We stayed with the task all night long. I was a trumpet player. He was a flute player. There were no written instructions. That night we did something commonly called a “smoke test.” We would plug a cable in and see if smoke appeared. If there was no smoke, we would congratulate ourselves and try another connection. The problem with that method was (and is), where there is smoke there is … That’s right. Once there is smoke, something has been damaged already. After burning through a fuse and a couple of connectors, we finally got the sound room equipped with the recording gear and all was well.
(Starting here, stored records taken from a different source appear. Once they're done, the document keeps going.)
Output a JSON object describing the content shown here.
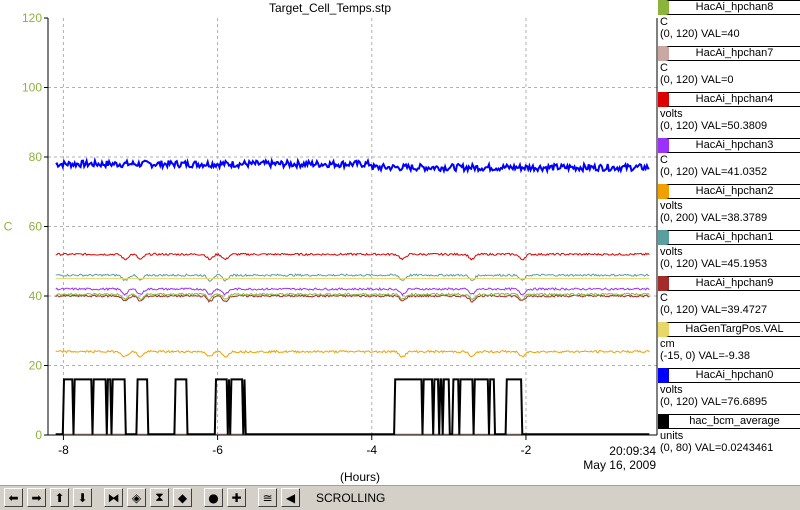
{
  "chart_data": {
    "type": "line",
    "title": "Target_Cell_Temps.stp",
    "xlabel": "(Hours)",
    "ylabel": "C",
    "xlim": [
      -8.2,
      -0.3
    ],
    "ylim": [
      0,
      120
    ],
    "x_ticks": [
      -8,
      -6,
      -4,
      -2
    ],
    "y_ticks": [
      0,
      20,
      40,
      60,
      80,
      100,
      120
    ],
    "grid": true,
    "series": [
      {
        "name": "HacAi_hpchan0",
        "color": "#0000ff",
        "base": 78,
        "noise": 1.0,
        "width": 2
      },
      {
        "name": "HacAi_hpchan4",
        "color": "#dd0000",
        "base": 52,
        "noise": 0.3,
        "width": 1
      },
      {
        "name": "HacAi_hpchan1",
        "color": "#5b9ea0",
        "base": 46,
        "noise": 0.3,
        "width": 1
      },
      {
        "name": "HacAi_hpchan3",
        "color": "#9b30ff",
        "base": 42,
        "noise": 0.3,
        "width": 1
      },
      {
        "name": "HacAi_hpchan9",
        "color": "#a52a2a",
        "base": 40,
        "noise": 0.3,
        "width": 1
      },
      {
        "name": "HacAi_hpchan8",
        "color": "#8cb43c",
        "base": 40.5,
        "noise": 0.3,
        "width": 1
      },
      {
        "name": "HaGenTargPos.VAL",
        "color": "#e8d86a",
        "base": 45,
        "noise": 0.0,
        "width": 1
      },
      {
        "name": "HacAi_hpchan2",
        "color": "#f0a000",
        "base": 24,
        "noise": 0.3,
        "width": 1
      },
      {
        "name": "HacAi_hpchan7",
        "color": "#c8a8a0",
        "base": 0.3,
        "noise": 0.0,
        "width": 1
      },
      {
        "name": "hac_bcm_average",
        "color": "#000000",
        "low": 0.2,
        "high": 16,
        "width": 2
      }
    ],
    "timestamp": [
      "20:09:34",
      "May 16, 2009"
    ]
  },
  "legend": [
    {
      "name": "HacAi_hpchan8",
      "color": "#8cb43c",
      "unit": "C",
      "range": "(0, 120) VAL=40"
    },
    {
      "name": "HacAi_hpchan7",
      "color": "#c8a8a0",
      "unit": "C",
      "range": "(0, 120) VAL=0"
    },
    {
      "name": "HacAi_hpchan4",
      "color": "#dd0000",
      "unit": "volts",
      "range": "(0, 120) VAL=50.3809"
    },
    {
      "name": "HacAi_hpchan3",
      "color": "#9b30ff",
      "unit": "C",
      "range": "(0, 120) VAL=41.0352"
    },
    {
      "name": "HacAi_hpchan2",
      "color": "#f0a000",
      "unit": "volts",
      "range": "(0, 200) VAL=38.3789"
    },
    {
      "name": "HacAi_hpchan1",
      "color": "#5b9ea0",
      "unit": "volts",
      "range": "(0, 120) VAL=45.1953"
    },
    {
      "name": "HacAi_hpchan9",
      "color": "#a52a2a",
      "unit": "C",
      "range": "(0, 120) VAL=39.4727"
    },
    {
      "name": "HaGenTargPos.VAL",
      "color": "#e8d86a",
      "unit": "cm",
      "range": "(-15, 0) VAL=-9.38"
    },
    {
      "name": "HacAi_hpchan0",
      "color": "#0000ff",
      "unit": "volts",
      "range": "(0, 120) VAL=76.6895"
    },
    {
      "name": "hac_bcm_average",
      "color": "#000000",
      "unit": "units",
      "range": "(0, 80) VAL=0.0243461"
    }
  ],
  "toolbar": {
    "buttons": [
      {
        "name": "scroll-left-button",
        "icon": "arrow-left-icon",
        "glyph": "⬅"
      },
      {
        "name": "scroll-right-button",
        "icon": "arrow-right-icon",
        "glyph": "➡"
      },
      {
        "name": "scroll-up-button",
        "icon": "arrow-up-icon",
        "glyph": "⬆"
      },
      {
        "name": "scroll-down-button",
        "icon": "arrow-down-icon",
        "glyph": "⬇"
      },
      {
        "name": "zoom-in-x-button",
        "icon": "zoom-in-x-icon",
        "glyph": "⧓"
      },
      {
        "name": "zoom-out-x-button",
        "icon": "zoom-out-x-icon",
        "glyph": "◈"
      },
      {
        "name": "zoom-in-y-button",
        "icon": "zoom-in-y-icon",
        "glyph": "⧗"
      },
      {
        "name": "zoom-out-y-button",
        "icon": "zoom-out-y-icon",
        "glyph": "◆"
      },
      {
        "name": "autoscale-button",
        "icon": "circle-icon",
        "glyph": "●"
      },
      {
        "name": "add-button",
        "icon": "plus-icon",
        "glyph": "✚"
      },
      {
        "name": "scale-button",
        "icon": "scale-icon",
        "glyph": "≅"
      },
      {
        "name": "scroll-mode-button",
        "icon": "scroll-mode-icon",
        "glyph": "◀"
      }
    ],
    "mode_label": "SCROLLING"
  }
}
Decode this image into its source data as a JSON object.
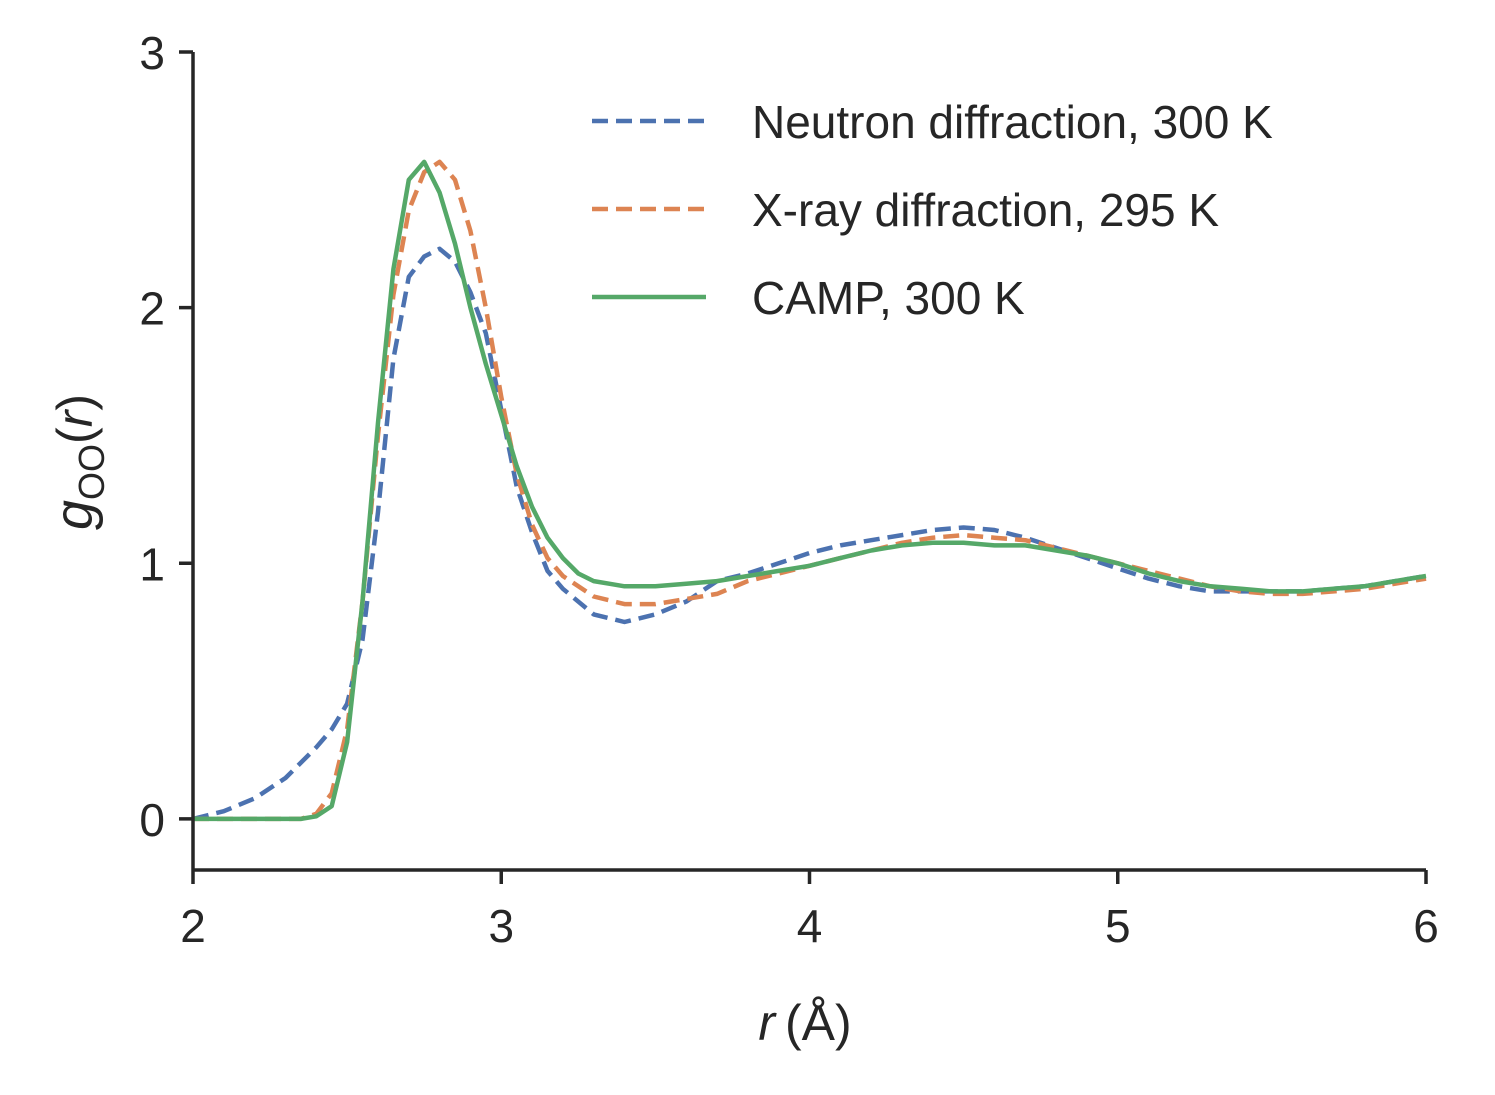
{
  "chart_data": {
    "type": "line",
    "title": "",
    "xlabel": {
      "var": "r",
      "unit": "(Å)"
    },
    "ylabel": {
      "var": "g",
      "sub": "OO",
      "arg": "r"
    },
    "xlim": [
      2,
      6
    ],
    "ylim": [
      -0.2,
      3
    ],
    "xticks": [
      2,
      3,
      4,
      5,
      6
    ],
    "xtick_labels": [
      "2",
      "3",
      "4",
      "5",
      "6"
    ],
    "yticks": [
      0,
      1,
      2,
      3
    ],
    "ytick_labels": [
      "0",
      "1",
      "2",
      "3"
    ],
    "grid": false,
    "legend_position": "top-right",
    "series": [
      {
        "name": "Neutron diffraction, 300 K",
        "color": "#4c72b0",
        "style": "dashed",
        "x": [
          2.0,
          2.1,
          2.2,
          2.3,
          2.4,
          2.45,
          2.5,
          2.55,
          2.6,
          2.65,
          2.7,
          2.75,
          2.8,
          2.85,
          2.9,
          2.95,
          3.0,
          3.05,
          3.1,
          3.15,
          3.2,
          3.3,
          3.4,
          3.5,
          3.6,
          3.7,
          3.8,
          3.9,
          4.0,
          4.1,
          4.2,
          4.3,
          4.4,
          4.5,
          4.6,
          4.7,
          4.8,
          4.9,
          5.0,
          5.1,
          5.2,
          5.3,
          5.4,
          5.5,
          5.6,
          5.7,
          5.8,
          5.9,
          6.0
        ],
        "y": [
          0.0,
          0.03,
          0.08,
          0.16,
          0.28,
          0.35,
          0.45,
          0.7,
          1.2,
          1.8,
          2.12,
          2.2,
          2.23,
          2.18,
          2.06,
          1.9,
          1.6,
          1.3,
          1.12,
          0.97,
          0.9,
          0.8,
          0.77,
          0.8,
          0.85,
          0.93,
          0.96,
          1.0,
          1.04,
          1.07,
          1.09,
          1.11,
          1.13,
          1.14,
          1.13,
          1.1,
          1.06,
          1.02,
          0.98,
          0.94,
          0.91,
          0.89,
          0.89,
          0.89,
          0.89,
          0.9,
          0.91,
          0.93,
          0.95
        ]
      },
      {
        "name": "X-ray diffraction, 295 K",
        "color": "#dd8452",
        "style": "dashed",
        "x": [
          2.0,
          2.1,
          2.2,
          2.3,
          2.35,
          2.4,
          2.45,
          2.5,
          2.55,
          2.6,
          2.65,
          2.7,
          2.75,
          2.8,
          2.85,
          2.9,
          2.95,
          3.0,
          3.05,
          3.1,
          3.15,
          3.2,
          3.3,
          3.4,
          3.5,
          3.6,
          3.7,
          3.8,
          3.9,
          4.0,
          4.1,
          4.2,
          4.3,
          4.4,
          4.5,
          4.6,
          4.7,
          4.8,
          4.9,
          5.0,
          5.1,
          5.2,
          5.3,
          5.4,
          5.5,
          5.6,
          5.7,
          5.8,
          5.9,
          6.0
        ],
        "y": [
          0.0,
          0.0,
          0.0,
          0.0,
          0.0,
          0.02,
          0.1,
          0.35,
          0.85,
          1.5,
          2.05,
          2.38,
          2.53,
          2.57,
          2.5,
          2.3,
          2.0,
          1.65,
          1.35,
          1.15,
          1.02,
          0.95,
          0.87,
          0.84,
          0.84,
          0.86,
          0.88,
          0.93,
          0.96,
          0.99,
          1.02,
          1.05,
          1.08,
          1.1,
          1.11,
          1.1,
          1.09,
          1.06,
          1.03,
          1.0,
          0.97,
          0.94,
          0.91,
          0.89,
          0.88,
          0.88,
          0.89,
          0.9,
          0.92,
          0.94
        ]
      },
      {
        "name": "CAMP, 300 K",
        "color": "#55a868",
        "style": "solid",
        "x": [
          2.0,
          2.1,
          2.2,
          2.3,
          2.35,
          2.4,
          2.45,
          2.5,
          2.55,
          2.6,
          2.65,
          2.7,
          2.75,
          2.8,
          2.85,
          2.9,
          2.95,
          3.0,
          3.05,
          3.1,
          3.15,
          3.2,
          3.25,
          3.3,
          3.35,
          3.4,
          3.5,
          3.6,
          3.7,
          3.8,
          3.9,
          4.0,
          4.1,
          4.2,
          4.3,
          4.4,
          4.5,
          4.6,
          4.7,
          4.8,
          4.9,
          5.0,
          5.1,
          5.2,
          5.3,
          5.4,
          5.5,
          5.6,
          5.7,
          5.8,
          5.9,
          6.0
        ],
        "y": [
          0.0,
          0.0,
          0.0,
          0.0,
          0.0,
          0.01,
          0.05,
          0.3,
          0.85,
          1.55,
          2.15,
          2.5,
          2.57,
          2.45,
          2.25,
          2.0,
          1.78,
          1.58,
          1.38,
          1.22,
          1.1,
          1.02,
          0.96,
          0.93,
          0.92,
          0.91,
          0.91,
          0.92,
          0.93,
          0.95,
          0.97,
          0.99,
          1.02,
          1.05,
          1.07,
          1.08,
          1.08,
          1.07,
          1.07,
          1.05,
          1.03,
          1.0,
          0.96,
          0.93,
          0.91,
          0.9,
          0.89,
          0.89,
          0.9,
          0.91,
          0.93,
          0.95
        ]
      }
    ]
  }
}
This brings to the surface a common approach that needs analysis. When your first step is to see if something fails, you are already into risk territory. Our approach contained a high level of risk and revealed that we were (a) in a hurry and (b) were not well informed. While we didn’t burn up the equipment, our approach amounted to, “we don’t know if this will work, let’s see what happens.” That’s not high on any scale of wisdom or efficiency. But the “smoke test” lives on in many areas of life.
In marriage, singles may think and even say, “we don’t know if marriage will work for us, but let’s see how it works out.” In this case, smoke may mean divorce, with all the damage that ensues when that happens. This is a case like my experience with electronic equipment. The first step is to see if the relationship fails. There is a far better approach. Go way back to the beginning when marriage first started. Who instituted marriage? Shouldn’t He be consulted? Reading what God has said with humble submission to His superior will is far better than the smoke text. “We don’t know what will happen, let’s see if this works?” Let God tell you what ought to happen. (Matt. 19:1-9; Heb. 13:4)
In parenting, those who’ve not attended to wisdom may remark, “we don’t know how to do this, but we will rely on trial and error.” Such a “plan” demonstrates that the parents don’t really know what they are doing. And “trial and error” does not generate trust in the hearts of children. Thoughtful and deliberate approaches to parenting can be accessed by opening God’s book. (Eph. 6:1-4)
In social media, there isn’t any doubt the “smoke test” has gained traction. “I don’t know if this is true. I’ll just post or tweet it and see what happens.” That’s a high level of risk that you are spreading misinformation (error). Altered photos pass through fiber-optic cables millions of times per second, and while no visible smoke may appear, the fire of falsehood is distributed and re-distributed. (Col. 3:9; Prov. 23:23)
Trial and error can lead to more trial and error! Read the instructions. Get help. It can all work without the “smoke test.”